Kudos, too, for the CTA. Mere weeks after the operating funding crisis passes and threats of service cuts have already been replaced with announcements of service improvements. Good ones, too, like eight-car rush-hour Brown Line trains, later Grand Avenue bus service, and weekend hours on the Yellow Line.
And in the past week, the RTA, drunk with its heady, new power to manage regional public transit planning (a useful power New York’s MTA has had for many years), has dusted off a longstanding plan to extend the Forest Park Blue Line west into virgin transit territory as far as the Yorktown Mall.
Best of all, though, thanks to the deep examination residents of Chicagoland were forced to give public transit during the months and years we thought we weren’t going to have it anymore, besides operating funds, service improvements, and the beginning of groping towards a capital plan, transit in this region has won something more.
It’s won respect.
No longer can the CTA eliminate a station, or bus route, or entire ‘L’ branch, undergo an external funding threat, or even suffer a major delay, without local media taking notice. In my book, support and respect shown towards transit by a city’s local news media is the linchpin of wider public respect. Most especially, the Tribune’s John Hilkevitch, Red Eye’s Kyra Kyles, and the unstoppable CTA Tattler deserve to take a bow. All three were instrumental in keeping the public’s attention focused on a crisis that, if realized, would have meant economic disaster for Chicago and Chicagoans.
So what now? In this pregnant pause between avoiding disaster and achieving true financial security, it’s probably a good time to start visioning the system we regular customers would like to see now that the CTA is no longer the transportation stepchild around here.
Here’s what I’d love:
–The return of 24-hour service on key ‘L’ and bus routes, especially the Green, Purple, and Brown lines.
–Reduced headways (waits) on the Green Line and the Pink Line, especially weekday evenings and all day on weekends.
–The installation of automated high turnstile entrances (the likes of which you see all over New York City) at every outbound Green Line station that lacks a paid entrance (NOBODY should have to climb 40 feet in the air to access an overpass just to ride an outbound Green Line train).
–Regular cleaning of trains and stations. This has gotten better under Huberman, but there’s still a long way to go.

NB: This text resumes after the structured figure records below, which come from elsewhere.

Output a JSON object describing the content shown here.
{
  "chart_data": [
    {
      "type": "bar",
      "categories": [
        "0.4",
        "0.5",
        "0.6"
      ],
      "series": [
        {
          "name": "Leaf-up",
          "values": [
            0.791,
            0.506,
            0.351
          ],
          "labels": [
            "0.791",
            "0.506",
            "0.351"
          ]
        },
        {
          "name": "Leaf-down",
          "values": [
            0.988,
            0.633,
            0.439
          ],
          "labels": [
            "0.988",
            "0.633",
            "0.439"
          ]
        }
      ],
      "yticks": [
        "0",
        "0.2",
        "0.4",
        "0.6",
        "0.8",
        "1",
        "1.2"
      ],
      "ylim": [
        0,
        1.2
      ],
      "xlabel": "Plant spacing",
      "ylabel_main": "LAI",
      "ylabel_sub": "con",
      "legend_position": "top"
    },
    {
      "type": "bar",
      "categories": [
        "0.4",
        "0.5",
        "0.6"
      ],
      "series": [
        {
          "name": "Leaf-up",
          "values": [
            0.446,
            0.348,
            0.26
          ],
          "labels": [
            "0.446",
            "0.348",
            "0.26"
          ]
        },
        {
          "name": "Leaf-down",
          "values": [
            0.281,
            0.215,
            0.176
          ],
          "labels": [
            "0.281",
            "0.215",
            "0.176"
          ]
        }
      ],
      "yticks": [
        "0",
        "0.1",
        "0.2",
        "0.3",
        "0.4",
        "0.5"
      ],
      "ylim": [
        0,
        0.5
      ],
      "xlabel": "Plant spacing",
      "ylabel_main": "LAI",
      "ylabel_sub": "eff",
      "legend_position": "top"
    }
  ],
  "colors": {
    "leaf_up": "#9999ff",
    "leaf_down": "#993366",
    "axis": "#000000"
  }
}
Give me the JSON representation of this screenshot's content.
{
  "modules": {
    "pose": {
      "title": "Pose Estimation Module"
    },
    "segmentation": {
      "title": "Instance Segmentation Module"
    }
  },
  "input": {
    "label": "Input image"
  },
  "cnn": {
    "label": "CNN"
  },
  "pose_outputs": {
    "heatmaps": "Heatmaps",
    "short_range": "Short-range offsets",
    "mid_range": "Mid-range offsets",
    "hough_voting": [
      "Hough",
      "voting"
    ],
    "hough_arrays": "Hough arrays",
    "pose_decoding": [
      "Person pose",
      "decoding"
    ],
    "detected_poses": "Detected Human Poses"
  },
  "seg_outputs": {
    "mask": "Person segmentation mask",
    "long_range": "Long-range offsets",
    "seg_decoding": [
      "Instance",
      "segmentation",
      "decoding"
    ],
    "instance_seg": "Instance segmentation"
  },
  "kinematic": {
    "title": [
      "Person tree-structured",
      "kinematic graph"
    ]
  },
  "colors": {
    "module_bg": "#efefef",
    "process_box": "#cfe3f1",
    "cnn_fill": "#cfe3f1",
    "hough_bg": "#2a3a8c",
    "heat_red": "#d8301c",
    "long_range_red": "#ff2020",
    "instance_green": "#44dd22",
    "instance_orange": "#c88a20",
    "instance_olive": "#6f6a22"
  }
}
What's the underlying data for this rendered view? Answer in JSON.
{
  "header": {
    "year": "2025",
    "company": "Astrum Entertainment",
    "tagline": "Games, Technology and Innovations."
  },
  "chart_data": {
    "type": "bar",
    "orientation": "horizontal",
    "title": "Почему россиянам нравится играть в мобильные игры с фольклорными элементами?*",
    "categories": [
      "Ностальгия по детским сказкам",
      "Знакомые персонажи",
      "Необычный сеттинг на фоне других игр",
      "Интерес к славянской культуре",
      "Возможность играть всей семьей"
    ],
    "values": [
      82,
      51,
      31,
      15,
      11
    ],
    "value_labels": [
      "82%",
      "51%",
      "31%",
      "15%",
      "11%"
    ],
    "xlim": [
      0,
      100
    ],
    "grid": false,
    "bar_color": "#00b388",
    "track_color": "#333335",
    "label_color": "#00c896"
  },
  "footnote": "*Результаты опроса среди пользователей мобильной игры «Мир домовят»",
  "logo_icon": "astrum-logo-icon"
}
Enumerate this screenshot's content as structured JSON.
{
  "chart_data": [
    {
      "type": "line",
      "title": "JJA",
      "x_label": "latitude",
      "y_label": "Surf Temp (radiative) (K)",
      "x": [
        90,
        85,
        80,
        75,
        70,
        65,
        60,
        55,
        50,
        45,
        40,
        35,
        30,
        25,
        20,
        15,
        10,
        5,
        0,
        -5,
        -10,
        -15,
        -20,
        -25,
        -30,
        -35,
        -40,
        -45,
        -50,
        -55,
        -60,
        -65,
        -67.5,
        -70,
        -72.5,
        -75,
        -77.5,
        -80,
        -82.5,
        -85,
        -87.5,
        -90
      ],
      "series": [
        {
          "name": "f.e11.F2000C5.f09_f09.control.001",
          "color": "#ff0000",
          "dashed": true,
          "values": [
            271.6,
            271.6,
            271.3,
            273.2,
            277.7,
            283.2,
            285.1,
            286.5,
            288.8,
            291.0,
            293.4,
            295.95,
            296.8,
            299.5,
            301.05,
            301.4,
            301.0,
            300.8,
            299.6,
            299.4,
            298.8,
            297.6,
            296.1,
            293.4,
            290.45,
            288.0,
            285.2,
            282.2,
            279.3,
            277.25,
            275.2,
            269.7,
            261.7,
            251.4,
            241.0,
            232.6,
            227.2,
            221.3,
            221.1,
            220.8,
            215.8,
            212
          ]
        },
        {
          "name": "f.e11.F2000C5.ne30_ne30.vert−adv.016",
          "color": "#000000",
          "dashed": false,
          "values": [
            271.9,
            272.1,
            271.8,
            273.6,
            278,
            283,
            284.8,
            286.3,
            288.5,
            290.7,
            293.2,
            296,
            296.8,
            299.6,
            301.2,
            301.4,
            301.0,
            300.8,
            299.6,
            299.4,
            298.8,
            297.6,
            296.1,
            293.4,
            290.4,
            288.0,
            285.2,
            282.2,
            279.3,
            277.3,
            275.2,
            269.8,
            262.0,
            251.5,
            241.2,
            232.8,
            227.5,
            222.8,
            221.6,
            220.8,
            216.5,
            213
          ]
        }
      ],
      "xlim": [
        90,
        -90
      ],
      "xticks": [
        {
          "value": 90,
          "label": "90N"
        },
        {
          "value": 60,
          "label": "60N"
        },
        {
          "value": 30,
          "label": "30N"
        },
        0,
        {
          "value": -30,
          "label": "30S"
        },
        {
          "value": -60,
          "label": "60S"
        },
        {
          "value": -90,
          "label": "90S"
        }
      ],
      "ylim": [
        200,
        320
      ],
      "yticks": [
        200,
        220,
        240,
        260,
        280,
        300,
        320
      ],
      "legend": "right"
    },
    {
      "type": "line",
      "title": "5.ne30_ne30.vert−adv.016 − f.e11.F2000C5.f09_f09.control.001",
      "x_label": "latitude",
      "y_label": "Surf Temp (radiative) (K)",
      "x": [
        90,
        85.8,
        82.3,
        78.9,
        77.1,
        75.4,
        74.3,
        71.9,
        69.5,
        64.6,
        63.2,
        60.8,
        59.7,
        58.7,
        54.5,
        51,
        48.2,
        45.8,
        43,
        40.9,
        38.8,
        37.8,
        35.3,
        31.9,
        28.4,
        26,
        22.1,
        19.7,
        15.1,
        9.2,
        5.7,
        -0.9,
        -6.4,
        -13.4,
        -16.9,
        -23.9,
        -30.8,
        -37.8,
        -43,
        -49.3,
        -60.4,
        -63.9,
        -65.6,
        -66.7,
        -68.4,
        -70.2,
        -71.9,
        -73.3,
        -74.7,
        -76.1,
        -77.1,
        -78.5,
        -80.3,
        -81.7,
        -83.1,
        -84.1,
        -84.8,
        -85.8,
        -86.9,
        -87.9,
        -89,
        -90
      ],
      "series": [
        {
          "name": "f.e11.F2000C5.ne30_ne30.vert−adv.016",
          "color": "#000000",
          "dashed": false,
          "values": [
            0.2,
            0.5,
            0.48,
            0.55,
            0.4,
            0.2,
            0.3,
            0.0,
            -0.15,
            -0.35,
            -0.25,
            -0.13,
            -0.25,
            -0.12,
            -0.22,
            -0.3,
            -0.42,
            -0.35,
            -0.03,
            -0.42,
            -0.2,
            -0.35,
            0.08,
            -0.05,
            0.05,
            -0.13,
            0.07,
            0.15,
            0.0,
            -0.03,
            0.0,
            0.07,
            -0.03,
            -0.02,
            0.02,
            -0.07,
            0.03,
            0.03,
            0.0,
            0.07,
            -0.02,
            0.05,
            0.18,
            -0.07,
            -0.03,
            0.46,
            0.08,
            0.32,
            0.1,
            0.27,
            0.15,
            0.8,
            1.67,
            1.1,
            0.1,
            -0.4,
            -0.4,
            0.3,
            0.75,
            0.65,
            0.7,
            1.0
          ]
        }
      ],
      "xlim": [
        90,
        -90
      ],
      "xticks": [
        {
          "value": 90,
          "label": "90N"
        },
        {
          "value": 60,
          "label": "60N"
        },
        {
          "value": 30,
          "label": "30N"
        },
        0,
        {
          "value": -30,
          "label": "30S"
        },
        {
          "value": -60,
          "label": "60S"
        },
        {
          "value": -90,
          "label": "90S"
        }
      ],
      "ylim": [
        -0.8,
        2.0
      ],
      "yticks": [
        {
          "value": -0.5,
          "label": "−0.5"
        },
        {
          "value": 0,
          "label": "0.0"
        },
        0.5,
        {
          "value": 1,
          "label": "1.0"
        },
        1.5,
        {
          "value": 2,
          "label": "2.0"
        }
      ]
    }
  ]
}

–Shuttle buses for planned service diversions: when the Red Line is going “over the top” onto the elevated tracks downtown, it’s pretty uncool to tell subway riders to ride two or three miles out of their way in the wrong direction just to access ‘L’ service.
–A long, long, long-needed overhaul to the creaky CTA website.
Oh, and one last thing. Can we all, the CTA included, and most especially the sorely offending Time Out Chicago, please agree to call the rail system by the name it has had for more than 100 years, put in on printed and car maps, shout it from the rooftops, and defend it against all pretenders?
To hell with “rapid transit trains”, “CTA rail system”, or the east coast spelling of “el”. We’ve had it for a century and hopefully we’ll have it for a century more, so please take due note:
It’s an ‘L’ of a system, my friends. And I wouldn’t have it any other way.